Earth Care Congregation Spotlight: Baltimore Presbytery


At Maryland Presbyterian Church, the host for our meeting with these great compostable options, they have a native plants garden, worm composting, a demonstration garden for children, and are advocating in their state legislature for wind energy.


At Towson Presbyterian Church, there is ongoing tree planting on hundreds of acres and the church decided to keep its property always sustainable by making a conservation easement. They clean streams, do vegetable gardening, and have reached the top energy efficiency steps possible.


At Woods Presbyterian Church, they have worked on property concerns (which also save money) and are prioritizing insulation projects. They are looking into stormwater management as well, which is crucial for the area. Efforts have also been made to work with city and county councils on environmental issues.


At First Presbyterian Church of Annapolis (a city church), they have converted solely to relying on wind power! Meanwhile they are trying to fundraise and prepare for possible future solar panels. They also have a rain garden.
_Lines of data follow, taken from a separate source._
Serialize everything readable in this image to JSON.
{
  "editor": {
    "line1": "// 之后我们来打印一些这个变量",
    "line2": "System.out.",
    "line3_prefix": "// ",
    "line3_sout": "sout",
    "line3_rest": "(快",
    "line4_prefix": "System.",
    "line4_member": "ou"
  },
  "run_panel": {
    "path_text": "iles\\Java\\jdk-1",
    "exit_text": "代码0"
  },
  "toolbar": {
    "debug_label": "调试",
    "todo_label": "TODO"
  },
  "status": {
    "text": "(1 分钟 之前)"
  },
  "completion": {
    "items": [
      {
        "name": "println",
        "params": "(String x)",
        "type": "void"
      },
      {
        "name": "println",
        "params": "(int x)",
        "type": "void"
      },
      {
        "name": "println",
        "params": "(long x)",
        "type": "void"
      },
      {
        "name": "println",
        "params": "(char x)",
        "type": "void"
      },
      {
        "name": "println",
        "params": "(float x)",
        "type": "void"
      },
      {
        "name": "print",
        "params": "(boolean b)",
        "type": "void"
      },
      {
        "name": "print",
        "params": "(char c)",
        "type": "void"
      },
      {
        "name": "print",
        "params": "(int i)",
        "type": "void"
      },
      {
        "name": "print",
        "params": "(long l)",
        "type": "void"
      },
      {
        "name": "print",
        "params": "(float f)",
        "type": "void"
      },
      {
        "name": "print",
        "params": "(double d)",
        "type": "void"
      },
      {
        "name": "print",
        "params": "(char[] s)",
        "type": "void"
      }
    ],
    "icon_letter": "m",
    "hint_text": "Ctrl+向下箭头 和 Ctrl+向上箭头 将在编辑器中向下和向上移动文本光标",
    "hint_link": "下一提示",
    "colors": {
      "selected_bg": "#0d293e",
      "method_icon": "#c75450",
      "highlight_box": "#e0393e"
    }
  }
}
At First Presbyterian Church of Howard County, there is a monthly educational program that the church offers as a community service for their area. This series educates on a variety of issues. Recently they did a series on water and coming up is a series on conservation landscape. They are working on stormwater run-off to protect the stream 60’ behind their property, using  their back wooded area and dry river creek beds. They also have attended and done advocacy through the “Second Tuesday” program of the PCUSA Office of Public Witness.


At Christ Our King Presbyterian Church, they are exploring recycling, learning about the Earth Care Congregation program, and educating church members about caring for God’s creation through giving away plants at special events and in creative ways.


At Catonsville Presbyterian Church, a primary focus is on advocacy. They also have the country’s oldest Scout troop, which provides opportunities to work together on earth-keeping activities. 


At Chestnut Grove Presbyterian Church, the youth are really involved in educating the congregation. They are creating educational materials abut caring for the earth and how it makes sense as a church.


At Brown Memorial Presbyterian Church, there is a great vegetable garden that they have created through a grant project.


Members of Babcock Presbyterian Church and Havenwood Presbyterian Church also attended the meeting, providing support and connection and interest.